Adding employment to productivity growth, the European Commission expects that, in the absence of fundamental policy changes, US growth is likely to be double Europe's on average for decades to come. The consequences are stark. Whereas the US share of world GDP rises from 23 per cent to 26 per cent in 40 years' time, Europe's drops from 18 to 10 per cent, with all the loss of international significance and clout which that implies (the third chart). And within Europe, the pecking order turns around remarkably. Over the next 35 years, the populations of Germany, Italy and Spain are expected to fall by one-third; while in 20 years' time - even assuming that the Chancellor Gerhard Schröder's reforms succeed in raising German productivity growth to more normal levels - the 20 per cent fall in Germany's workforce expected by then leaves Britain with the largest economy in Europe.

Can the eurozone do anything to transform this dismal prospect? Although progress is slow, reform measures being pursued by some EU governments - aimed at more flexible labour markets, more competition and more incentivising tax systems - should eventually enhance productivity growth, making it possible for new technologies to be diffused through the economy at the US rate. But what is to be done about the falling working population?

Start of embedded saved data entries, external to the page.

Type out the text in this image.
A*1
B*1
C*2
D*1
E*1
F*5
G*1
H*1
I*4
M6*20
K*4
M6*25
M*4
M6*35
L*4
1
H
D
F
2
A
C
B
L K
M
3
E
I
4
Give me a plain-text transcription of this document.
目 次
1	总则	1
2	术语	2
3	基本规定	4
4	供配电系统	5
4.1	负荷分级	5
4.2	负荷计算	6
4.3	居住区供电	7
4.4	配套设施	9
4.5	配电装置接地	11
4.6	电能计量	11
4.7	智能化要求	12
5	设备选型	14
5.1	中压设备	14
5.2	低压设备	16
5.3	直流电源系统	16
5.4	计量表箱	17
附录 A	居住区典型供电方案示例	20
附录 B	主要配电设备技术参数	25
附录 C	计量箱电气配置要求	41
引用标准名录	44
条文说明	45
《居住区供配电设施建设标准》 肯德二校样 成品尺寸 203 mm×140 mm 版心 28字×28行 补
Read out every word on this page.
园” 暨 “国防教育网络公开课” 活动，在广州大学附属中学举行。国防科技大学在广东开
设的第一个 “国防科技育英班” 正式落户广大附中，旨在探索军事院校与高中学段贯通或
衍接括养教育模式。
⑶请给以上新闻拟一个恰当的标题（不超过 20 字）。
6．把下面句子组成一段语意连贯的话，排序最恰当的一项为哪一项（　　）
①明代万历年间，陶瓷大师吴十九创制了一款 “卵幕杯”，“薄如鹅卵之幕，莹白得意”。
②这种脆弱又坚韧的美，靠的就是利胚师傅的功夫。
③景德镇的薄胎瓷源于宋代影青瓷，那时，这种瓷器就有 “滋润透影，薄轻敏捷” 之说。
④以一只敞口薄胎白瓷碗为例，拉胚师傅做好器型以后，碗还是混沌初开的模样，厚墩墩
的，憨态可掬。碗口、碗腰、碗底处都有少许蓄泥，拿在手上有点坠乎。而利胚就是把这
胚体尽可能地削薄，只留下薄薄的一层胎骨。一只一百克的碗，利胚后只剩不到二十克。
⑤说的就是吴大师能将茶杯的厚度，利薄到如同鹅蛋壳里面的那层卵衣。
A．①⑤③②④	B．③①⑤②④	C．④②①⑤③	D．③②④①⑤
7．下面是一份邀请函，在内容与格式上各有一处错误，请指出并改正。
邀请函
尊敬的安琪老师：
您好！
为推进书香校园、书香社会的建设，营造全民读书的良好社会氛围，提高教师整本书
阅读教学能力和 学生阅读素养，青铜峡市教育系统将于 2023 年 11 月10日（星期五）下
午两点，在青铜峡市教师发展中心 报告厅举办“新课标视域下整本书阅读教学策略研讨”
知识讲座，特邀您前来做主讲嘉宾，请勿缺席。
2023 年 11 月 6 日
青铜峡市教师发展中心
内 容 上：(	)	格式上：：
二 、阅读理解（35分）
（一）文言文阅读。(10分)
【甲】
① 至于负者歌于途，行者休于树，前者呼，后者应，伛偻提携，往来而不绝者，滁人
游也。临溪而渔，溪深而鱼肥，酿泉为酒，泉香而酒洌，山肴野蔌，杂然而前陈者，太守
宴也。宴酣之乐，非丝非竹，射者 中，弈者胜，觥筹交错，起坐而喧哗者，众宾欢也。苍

Policies to encourage higher participation in the workforce could achieve a great deal for up to a decade if they were vigorously pursued. Increasing the participation of women, raising retirement ages to keep people in the workforce for longer, and reabsorbing the unemployed, could stabilise the workforce for some years ahead. But when these adjustments have been made, the underlying demographic trends will reassert themselves, with Europe losing ground rapidly and continuously against the US thereafter.

When that stage is reached, only one solution to falling numbers remains. Europe will maintain its relative economic weight only insofar as it is prepared to throw open its doors to economic migrants on the scale required to keep employment growing. This will only happen if there is a revolution in attitudes towards immigration, which may be difficult to achieve. After all, the earlier members of the EU, with the exception of Britain, refuse to admit citizens even from the new Eastern European member states, and many do not want to admit Turkey. And the current tensions in the Netherlands indicate the strains which can be associated with immigration from Islamic countries. But the fact is that it is only a union which remains true to its liberal values, which presents an open, welcoming and generous face to outsiders, which will be able to maintain its place in the world.

Christopher Smallwood is economic adviser to Barclays plc. This is a personal view.